Юлия Балакшина, доцент РГПУ им. А.И. Герцена (СПб), преподаватель СФИ (Москва):

Ответ на этот вопрос, как правило, требует разговора с каждым конкретным человеком, какого-то ухода в глубину его жизни, выстраивания взаимных отношений, потому что чаще всего подобного рода позиция является следствием некой идеологической пропаганды, какой-то обработки, которой человек подвергается, так или иначе, со стороны средств массовой информации. Отвечать на такие вещи лозунгами, устраивать «борьбу лозунгов», которыми мы будем бить друг друга по голове, нельзя. Здесь каждый раз требуется общение, встреча, которая может быть на той глубине, на которой люди способны услышать друг друга.

Маргарита Шилкина
Маргарита Шилкина
Маргарита Шилкина, декан факультета религиоведения СФИ:

Само понятие суда означает выявление правды, осудить - это увидеть подлинность того, что происходило, получить возможность понимать смысл своей истории. И в этом заинтересован любой здравомыслящий человек. Важно не просто назвать словом то, что случилось в ХХ веке, дать этому оценку, но показать ту полноту и подлинность правды об этом времени, которая, надеюсь, многим людям поможет освободиться от мифологических представлений о нём.

Екатерина Недзельская (Екатеринбург):

То, что мы не хотим ничего помнить, - одно из последствий тоталитарного режима. Люди говорят: было хорошо, ведь мы живы, мы остались, мы довольно свободно живем сейчас, совсем не обязательно вспоминать о прошлом, тем более, в каких-то черных красках, потому что это мешает жить. Что ответить на это? Есть классический ответ, что без прошлого у нас нет ни настоящего, ни будущего. То есть если мы это забудем, вычеркнем из своей памяти или махнем на это рукой по принципу «что было, то было», то у нас не будет ни настоящего, ни будущего. Если говорить более глубоко, то мы никогда не можем сказать, что мы появились на пустом месте. Любая идеология, а тем более жизнь, и наше отношение к жизни или мировоззрение появились не на пустом месте, не снизошли на нас откуда-то. У нас, конечно, есть корни. И наше призвание - эти корни не просто знать, а серьезно осмыслять их и делать из этого выводы. Только тогда дерево нашей общей жизни будет плодоносить и тогда наши корни будут питаться из чистого источника. Этот источник, эту чистую воду нужно искать в своей жизни и припадать к нему. Знать, чем питались наши предки духовно, чем они жили. Это важно для нас, мы к этому призваны.

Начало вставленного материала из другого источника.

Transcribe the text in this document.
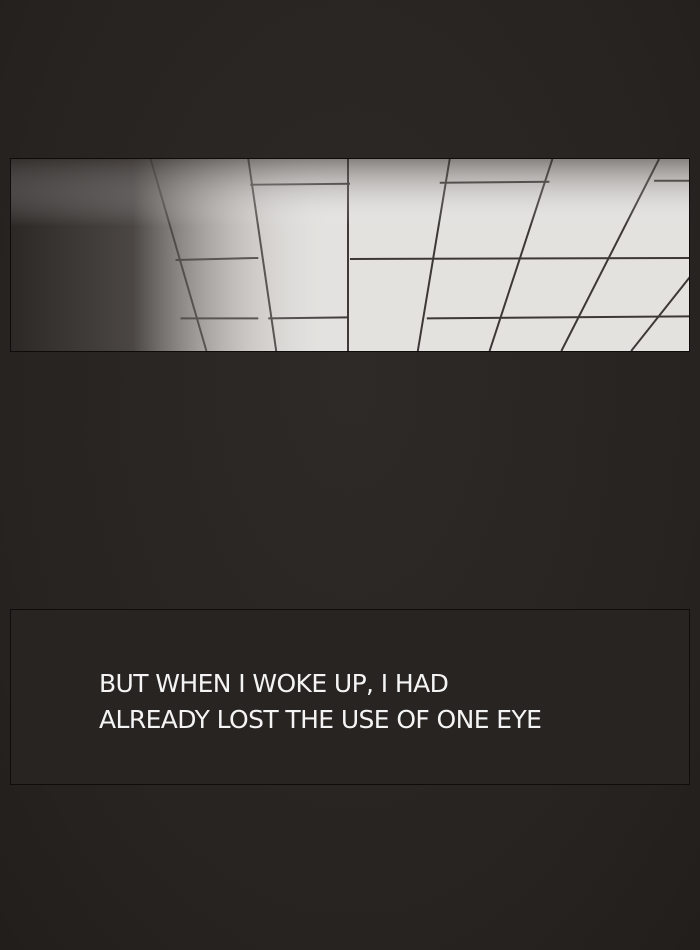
BUT WHEN I WOKE UP, I HAD
ALREADY LOST THE USE OF ONE EYE
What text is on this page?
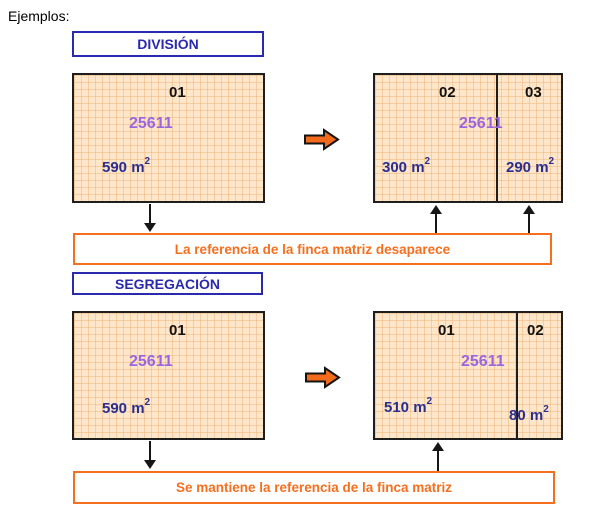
Ejemplos:
DIVISIÓN
01
25611
590 $m^2$
02	03
25611
300 $m^2$	290 $m^2$
La referencia de la finca matriz desaparece
SEGREGACIÓN
01
25611
590 $m^2$
01	02
25611
510 $m^2$
80 $m^2$
Se mantiene la referencia de la finca matriz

Ольга Сушкова, филолог (Москва):

Я никогда не спорю, когда люди, которые не понаслышке знают это время, говорят о том, что и в советское время были и радость, и общение, было взаимопонимание, соседи на кухне друг другу помогали и не всегда ссорились. Но мы не случайно говорим именно об осуждении преступлений режима. Речь идет не о зачеркивании целого периода - очень важного периода - в жизни страны, а о том, чтобы действительно не забыть о том, что было, и стать наследниками лучшего и не унаследовать худшее.

2. Почему нам нужно стараться понять, что было не так в эти 70 лет? Может быть, махнуть рукой и забыть? Зачем «расковыривать болячки»?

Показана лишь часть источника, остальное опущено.